Şapeller: Birinci şapelin giriş alınlığı üstündeki kaya kabartmasında, yan yana bir kadın ve bir erkek görülmektedir. Yanlarda birer sütun, altta da basamaklar vardır. Kapıdan, yanlara ve derinliğine genişleyen şapele girilir. Şapelin yan duvarlarında birer, ön duvarında iki niş oyulmuştur. Girişin yanlarında küçük nişler halinde kandillikler yapılmıştır. Daha yakın görünümlü olan ikinci şapelin planı da birincinin aynısıdır.
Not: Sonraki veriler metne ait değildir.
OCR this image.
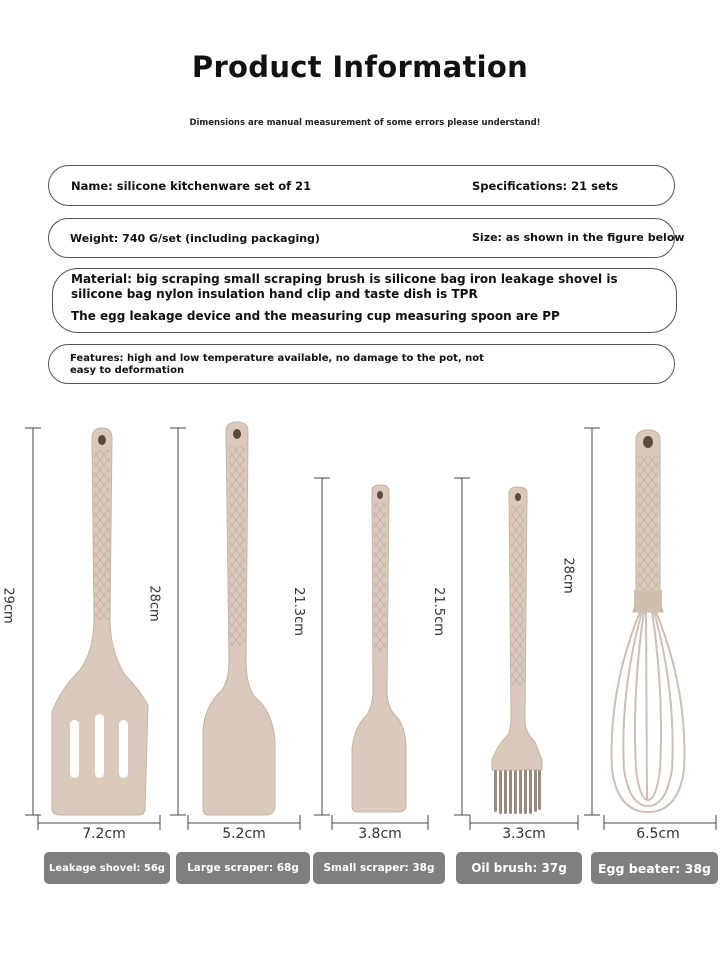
Product Information
Dimensions are manual measurement of some errors please understand!
Name: silicone kitchenware set of 21	Specifications: 21 sets
Weight: 740 G/set (including packaging)	Size: as shown in the figure below
Material: big scraping small scraping brush is silicone bag iron leakage shovel is
silicone bag nylon insulation hand clip and taste dish is TPR
The egg leakage device and the measuring cup measuring spoon are PP
Features: high and low temperature available, no damage to the pot, not
easy to deformation
29cm	28cm	21.3cm	21.5cm
28cm
7.2cm	5.2cm	3.8cm	3.3cm	6.5cm
Leakage shovel: 56g	Large scraper: 68g	Small scraper: 38g	Oil brush: 37g	Egg beater: 38g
Ev Kalıntıları: Şapellerin kuzeyindedir. Bitişik evlerin duvarları ortak olup, aralarında geçiş yeri yoktur. Evlerin arka duvarları kayadır. Bazalttan yapılmış kare planlı yapılar harçsızdır.

Su Sarnıçları


Evlerin 100 m. ilerisinde 10 sarnıç saptanmıştır. Birbirlerine çok yakın yapılmış olan sarnıçların bir bölümü günümüze değin kullanılmıştır. Tüm yapılar Geç Roma ve Erken Bizans dönemlerine aittir.

Ufacıklı Köyü Kalıntıları

Elbistan’a 20 km. uzaklıktadır. Üç şapel kalıntısı sağlamdır.

1 Numaralı Şapel: Şapelin yan duvarlarına ikişer, girişin karşısına da bir niş açılmıştır. Köşeler yivli kabartma yarım sütunlarla bezelidir. Akantus yapraklı sütun başlıkları Bizans sanatının belirgin öğeleridir.

2 Numaralı Şapel: Öbürlerinden daha geniştir. En son oda altıgen planlıdır. Burada da köşelerde sütunlar vardır. Öbürlerinden farklı olarak bu şapelde bir pencere açılmıştır.

3 Numaralı Şapel: Öbür yapılarla aynı plandadır. Girişin alınlığındaki kartal kabartması dikkati çeker.

Bu şapeller de Geç Roma ya da Erken Bizans dönemlerindendir.